A mainstay of statistics, this curve is symmetric around a single mode (which also happens to be the mean.) It has inflection points at one and two standard deviations to either side of the mean. (Note: jt claims differentiation shows that there's inflection points at one standard deviation on either side... I haven't checked the math yet.)

The curve is described by the following equation: y = (1 / sqrt(2 * pi * sigma^2)) * e^(-(x - a)^2 / (2 * sigma^2))

...where a is the mean and sigma is the standard deviation. Also known as the Gaussian or the Normal curve bell curve, or the Laplace-Gaussian curve. Karl Pearson is apparently the person responsible for the term normal, which he coined in order to avoid a naming dispute, but which he apparently now regrets since it incorrectly implies that all other distributions of data are somehow abnormal.

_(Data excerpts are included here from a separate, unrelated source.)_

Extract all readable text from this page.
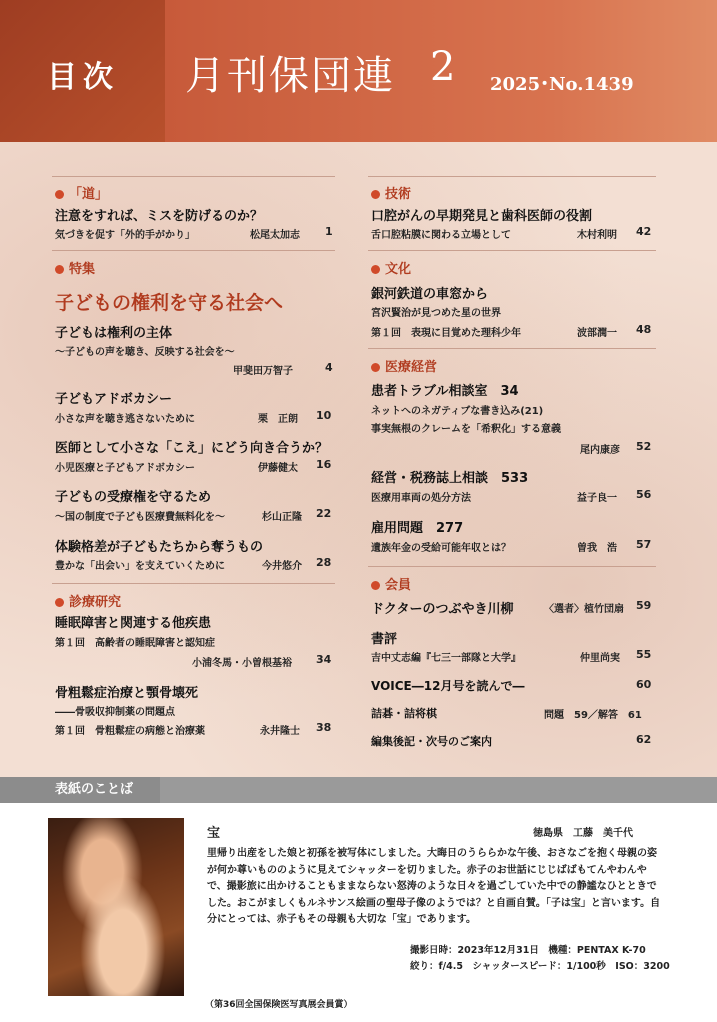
目次 月刊保団連 2 2025･No.1439
「道」
注意をすれば、ミスを防げるのか？
気づきを促す「外的手がかり」	松尾太加志 1
特集
子どもの権利を守る社会へ
子どもは権利の主体
～子どもの声を聴き、反映する社会を～
甲斐田万智子	4
子どもアドボカシー
小さな声を聴き逃さないために	栗　正朗 10
医師として小さな「こえ」にどう向き合うか？
小児医療と子どもアドボカシー	伊藤健太 16
子どもの受療権を守るため
～国の制度で子ども医療費無料化を～	杉山正隆 22
体験格差が子どもたちから奪うもの
豊かな「出会い」を支えていくために	今井悠介 28
診療研究
睡眠障害と関連する他疾患
第１回　高齢者の睡眠障害と認知症
小浦冬馬・小曽根基裕 34
骨粗鬆症治療と顎骨壊死
――骨吸収抑制薬の問題点
第１回　骨粗鬆症の病態と治療薬	永井隆士 38
技術
口腔がんの早期発見と歯科医師の役割
舌口腔粘膜に関わる立場として	木村利明 42
文化
銀河鉄道の車窓から
宮沢賢治が見つめた星の世界
第１回　表現に目覚めた理科少年	波部潤一 48
医療経営
患者トラブル相談室　34
ネットへのネガティブな書き込み(21)
事実無根のクレームを「希釈化」する意義
尾内康彦 52
経営・税務誌上相談　533
医療用車両の処分方法	益子良一 56
雇用問題　277
遺族年金の受給可能年収とは？	曽我　浩 57
会員
ドクターのつぶやき川柳	〈選者〉植竹団扇 59
書評
吉中丈志編『七三一部隊と大学』	仲里尚実 55
VOICE―12月号を読んで―	60
詰碁・詰将棋	問題　59／解答　61
編集後記・次号のご案内	62
表紙のことば
宝	徳島県　工藤　美千代
里帰り出産をした娘と初孫を被写体にしました。大晦日のうららかな午後、おさなごを抱く母親の姿が何か尊いもののように見えてシャッターを切りました。赤子のお世話にじじばばもてんやわんやで、撮影旅に出かけることもままならない怒涛のような日々を過ごしていた中での静謐なひとときでした。おこがましくもルネサンス絵画の聖母子像のようでは？と自画自賛。「子は宝」と言います。自分にとっては、赤子もその母親も大切な「宝」であります。
撮影日時：2023年12月31日　機種：PENTAX K-70
絞り：f/4.5　シャッタースピード：1/100秒　ISO：3200
（第36回全国保険医写真展会員賞）
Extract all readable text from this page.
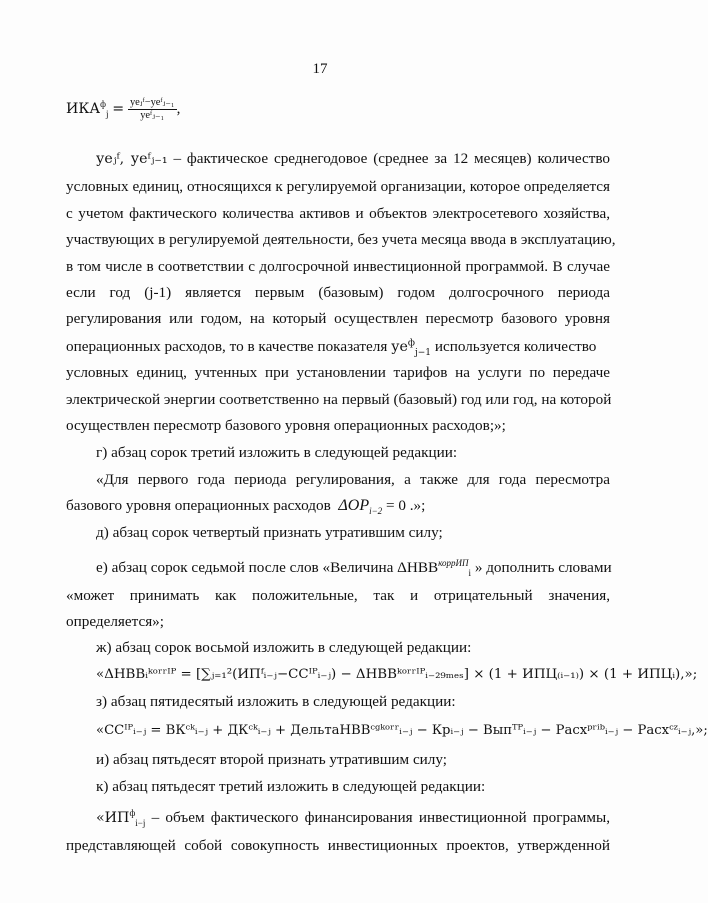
17
$ИКА^ф_j = \frac{\text{уеⱼᶠ−уеᶠⱼ₋₁}}{\text{уеᶠⱼ₋₁}}$ ,
уеⱼᶠ, уеᶠⱼ₋₁ – фактическое среднегодовое (среднее за 12 месяцев) количество
условных единиц, относящихся к регулируемой организации, которое определяется
с учетом фактического количества активов и объектов электросетевого хозяйства,
участвующих в регулируемой деятельности, без учета месяца ввода в эксплуатацию,
в том числе в соответствии с долгосрочной инвестиционной программой. В случае
если год (j-1) является первым (базовым) годом долгосрочного периода
регулирования или годом, на который осуществлен пересмотр базового уровня
операционных расходов, то в качестве показателя $уе^ф_{j-1}$ используется количество
условных единиц, учтенных при установлении тарифов на услуги по передаче
электрической энергии соответственно на первый (базовый) год или год, на которой
осуществлен пересмотр базового уровня операционных расходов;»;
г) абзац сорок третий изложить в следующей редакции:
«Для первого года периода регулирования, а также для года пересмотра
базового уровня операционных расходов $\Delta OP_{i-2} = 0$ .»;
д) абзац сорок четвертый признать утратившим силу;
е) абзац сорок седьмой после слов «Величина $\Delta НВВ^{коррИП}_i$ » дополнить словами
«может принимать как положительные, так и отрицательный значения,
определяется»;
ж) абзац сорок восьмой изложить в следующей редакции:
«ΔНВВᵢᵏᵒʳʳᴵᴾ = [∑ⱼ₌₁²(ИПᶠᵢ₋ⱼ−ССᴵᴾᵢ₋ⱼ) − ΔНВВᵏᵒʳʳᴵᴾᵢ₋₂₉ₘₑₛ] × (1 + ИПЦ₍ᵢ₋₁₎) × (1 + ИПЦᵢ),»;
з) абзац пятидесятый изложить в следующей редакции:
«ССᴵᴾᵢ₋ⱼ = ВКᶜᵏᵢ₋ⱼ + ДКᶜᵏᵢ₋ⱼ + ДельтаНВВᶜᵍᵏᵒʳʳᵢ₋ⱼ − Крᵢ₋ⱼ − Выпᵀᴾᵢ₋ⱼ − Расхᵖʳⁱᵇᵢ₋ⱼ − Расхᶜᶻᵢ₋ⱼ,»;
и) абзац пятьдесят второй признать утратившим силу;
к) абзац пятьдесят третий изложить в следующей редакции:
«$ИП^ф_{i-j}$ – объем фактического финансирования инвестиционной программы,
представляющей собой совокупность инвестиционных проектов, утвержденной
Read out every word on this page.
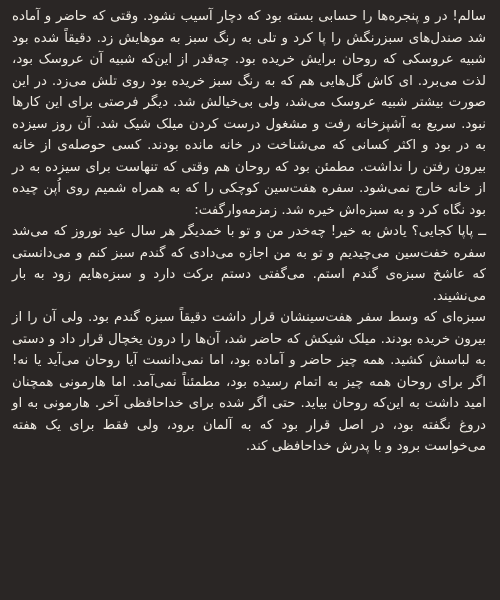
سالم! در و پنجره‌ها را حسابی بسته بود که دچار آسیب نشود. وقتی که حاضر و آماده شد صندل‌های سبزرنگش را پا کرد و تلی به رنگ سبز به موهایش زد. دقیقاً شده بود شبیه عروسکی که روحان برایش خریده بود. چه‌قدر از این‌که شبیه آن عروسک بود، لذت می‌برد. ای کاش گل‌هایی هم که به رنگ سبز خریده بود روی تلش می‌زد. در این صورت بیشتر شبیه عروسک می‌شد، ولی بی‌خیالش شد. دیگر فرصتی برای این کارها نبود. سریع به آشپزخانه رفت و مشغول درست کردن میلک شیک شد. آن روز سیزده به در بود و اکثر کسانی که می‌شناخت در خانه مانده بودند. کسی حوصله‌ی از خانه بیرون رفتن را نداشت. مطمئن بود که روحان هم وقتی که تنهاست برای سیزده به در از خانه خارج نمی‌شود. سفره هفت‌سین کوچکی را که به همراه شمیم روی اُپن چیده بود نگاه کرد و به سبزه‌اش خیره شد. زمزمه‌وارگفت:

ــ پاپا کجایی؟ یادش به خیر! چه‌خدر من و تو با خمدیگر هر سال عید نوروز که می‌شد سفره خفت‌سین می‌چیدیم و تو به من اجازه می‌دادی که گندم سبز کنم و می‌دانستی که عاشخ سبزه‌ی گندم استم. می‌گفتی دستم برکت دارد و سبزه‌هایم زود به بار می‌نشیند.

سبزه‌ای که وسط سفر هفت‌سینشان قرار داشت دقیقاً سبزه گندم بود. ولی آن را از بیرون خریده بودند. میلک شیکش که حاضر شد، آن‌ها را درون یخچال قرار داد و دستی به لباسش کشید. همه چیز حاضر و آماده بود، اما نمی‌دانست آیا روحان می‌آید یا نه! اگر برای روحان همه چیز به اتمام رسیده بود، مطمئناً نمی‌آمد. اما هارمونی همچنان امید داشت به این‌که روحان بیاید. حتی اگر شده برای خداحافظی آخر. هارمونی به او دروغ نگفته بود، در اصل قرار بود که به آلمان برود، ولی فقط برای یک هفته می‌خواست برود و با پدرش خداحافظی کند.
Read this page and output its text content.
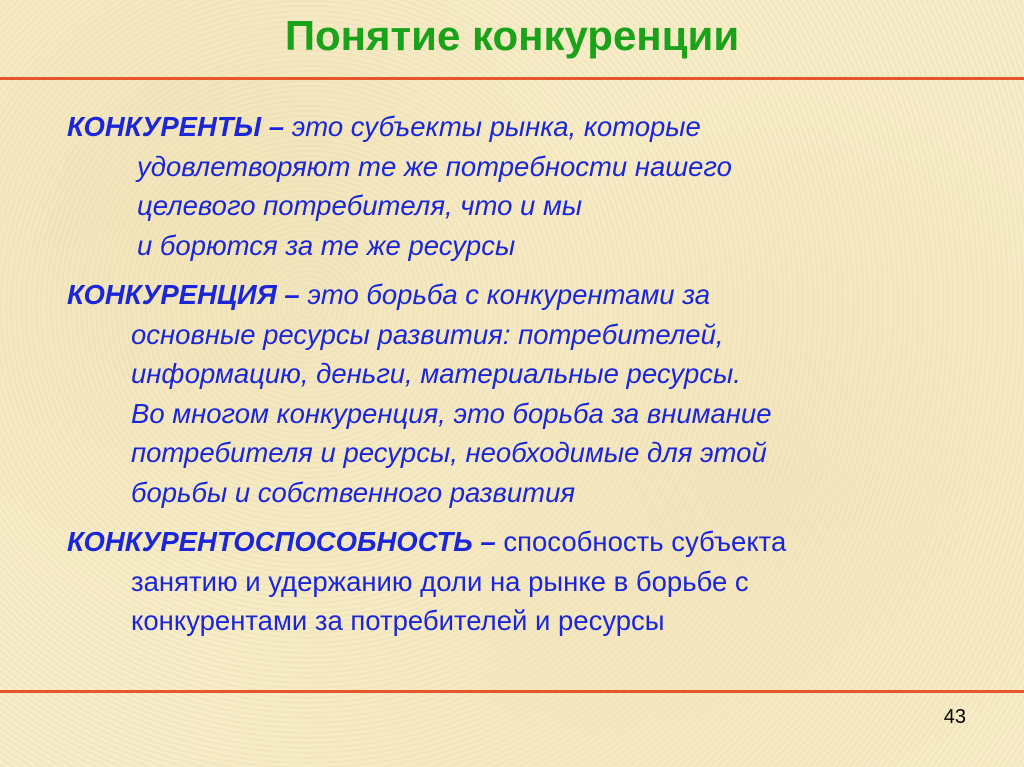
Понятие конкуренции
КОНКУРЕНТЫ – это субъекты рынка, которые
удовлетворяют те же потребности нашего
целевого потребителя, что и мы
и борются за те же ресурсы
КОНКУРЕНЦИЯ – это борьба с конкурентами за
основные ресурсы развития: потребителей,
информацию, деньги, материальные ресурсы.
Во многом конкуренция, это борьба за внимание
потребителя и ресурсы, необходимые для этой
борьбы и собственного развития
КОНКУРЕНТОСПОСОБНОСТЬ – способность субъекта
занятию и удержанию доли на рынке в борьбе с
конкурентами за потребителей и ресурсы
43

What does this mean to you?

Gaussian curves appear all over the place. IQ is assumed to follow a normal curve, with 100 being the mean (average), and half of the population falling above the mean, half below. Test scores for well-defined tests often fall into this shape. A lot of science, especially social science, tends to assume that data fits this pattern and chooses the statistical tests to used based on that assumption. T-tests and ANOVAs, for example, assume that the samples come from a normally distributed population.

Most statistics books contain tables at the back which list the probability that something occurs however many standard deviations away from the mean of the curve.